Tracheal sampling is a good way to determine if Mycoplasma hyopneumoniae (M. hyo) is present in a herd, but it’s an invasive procedure that can be difficult to accomplish. The procedure, however, may offer a valuable benefit, said Brandi Burton, DVM, swine veterinarian with Suidae Health and Production.

The fluid from the tracheal sampling could become an alternative to the lung homogenate that has typically been used for animal inoculation in M. hyo control, she told Pig Health Today.

Burton’s idea was to look at the tracheal fluid collected during diagnostic testing and use it in a solution to inoculate pigs. In theory, she didn’t see any reason why it couldn’t be used, but that theory needed to be proved.

“Right now, the gold standard is to use lung homogenate [as an inoculate] for M. hyo,” Burton said, but that can be costly from an animal-welfare and genetics standpoint. She was looking for an alternative method.

“I’ve had quite a bit of experience with tracheal sampling, so we basically diluted [the trachea fluid] and created an inoculum,” she said. “We intratracheally administered 8 mls of the solution to 30 gilts and tested them 16 days later.”

The gilts were 100% positive for M. hyo, using a polymerase chain reaction (PCR) test.

Testing the spread

Twenty-six days after the initial inoculation, Burton tested the theory a step further. The way the barn was set up, researchers tested contact and non-contact animals. They inoculated half the gilts in four pens and left the other half non-inoculated. These were the direct-contact animals. Two additional pens had fence-to-fence contact with the inoculated animals, and animals across the aisle were considered non-contact sentinels.

Results of the trial showed:

  • 100% of the direct-contact animals in the pens with the inoculated gilts were positive.
  • 80% of the animals with fence-to-fence contact were positive.
  • 100% of the animals across the aisle from the inoculated gilts were positive.
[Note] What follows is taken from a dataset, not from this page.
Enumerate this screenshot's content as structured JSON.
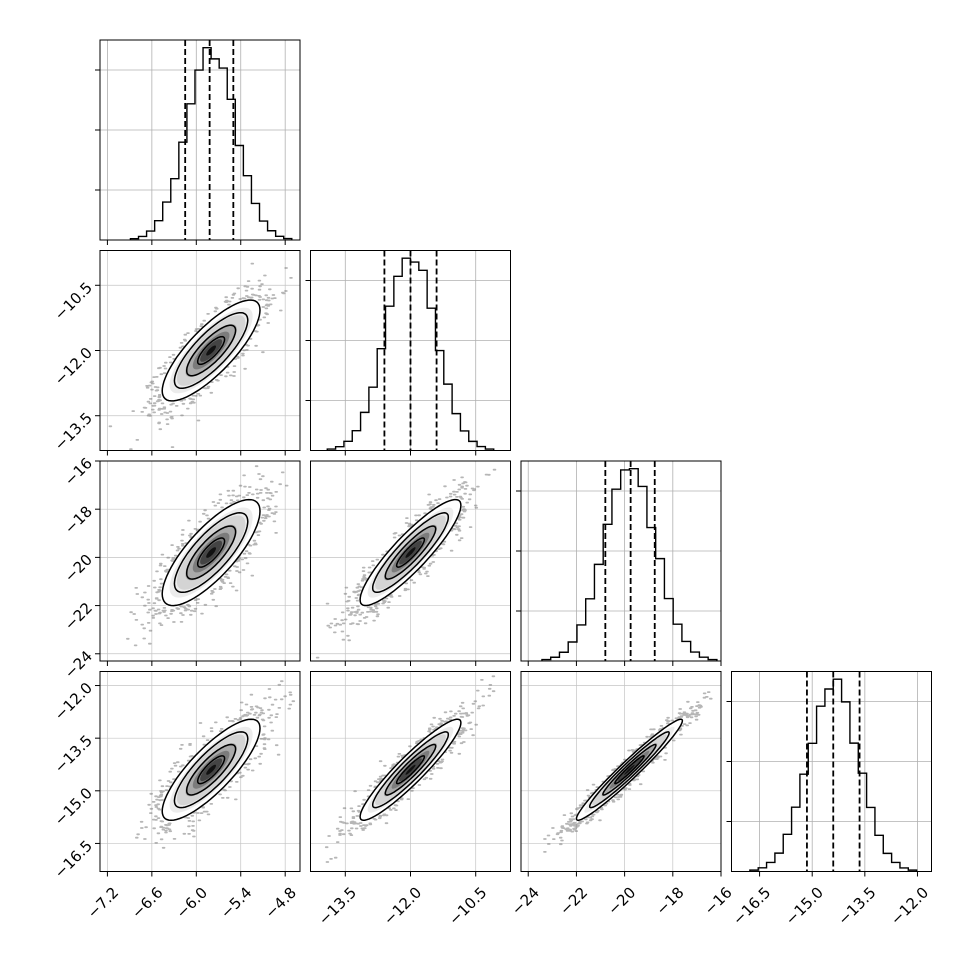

“We feel relatively successful in that we took those 30 gilts and essentially had 100% positivity within 26 days in a group of 158,” Burton said.

Next steps

Burton said the next step is to determine the infectious dose needed to effectively inoculate the animals. Also, since many veterinarians like to use fogging as an exposure technique, Burton would like to try that protocol.

Additionally, she will look at the seeder ratio. Having 30 gilts inoculate 158 animals is “abnormal,” she said.

“That’s about a 4:1 ratio, and so it’s atypical of M. Hyo,” Burton said. “We want to look further into nailing down the seeder ratio.”

Going forward, Burton hopes to add ELISA and serum testing to the PCR tests for a fuller understanding of the M. hyo inoculant in the herd.
Burton encouraged veterinarians to keep an open mind in thinking about exposure processes for M. hyo.

“It’s definitely a benefit if we don’t have to euthanize animals to collect that lung homogenate,” she said. “Plus, a lot of farms are already doing tracheal samplings…to diagnose the farm. You can just take that sample and…use it again as an inoculum, potentially.”

Best practices

Producers need to understand their production flows when thinking about M. hyo control, Burton said. The financial consequences of M. hyo are seen primarily in grow-finish animals, so it’s important to understand the status of those pigs downstream.

“We know M. hyo doesn’t generally transmit laterally, so it’s almost always coming from the sow farm,” Burton said. She suggested monitoring for the disease with cross-sectional studies.

“Look at five to six different age groups on 1 day and do tracheal sampling along with serum and oral-fluid collections,” Burton said. “You can get a good timeline and see multiple age groups at the same time to…determine their status. Doing that at least twice a year is a good way to keep surveillance [current] and modify protocols as needed.”

Timing is important too. Burton suggested producers and veterinarians find medications that can control clinical signs early on and determine through the flow when those medications should be administered.

“You don’t want to be too far behind the ball, but you also don’t want to be too far in front of it,” she said. “You want to be right on top of it before it can become a bigger issue than it needs to be.”

The farm on which the original study was done is considering an elimination program for M. hyo, Burton said. She wants to employ the tracheal inoculation program with herd closure to see if time-to-negative-production can be shortened and to determine the minimum dosage needed as well as the dilution ratio.

Although there is a negative stigma associated with tracheal sampling because of its invasive nature, the ability to use the fluid in a way that may have long-term benefits could make the effort that much more indispensable.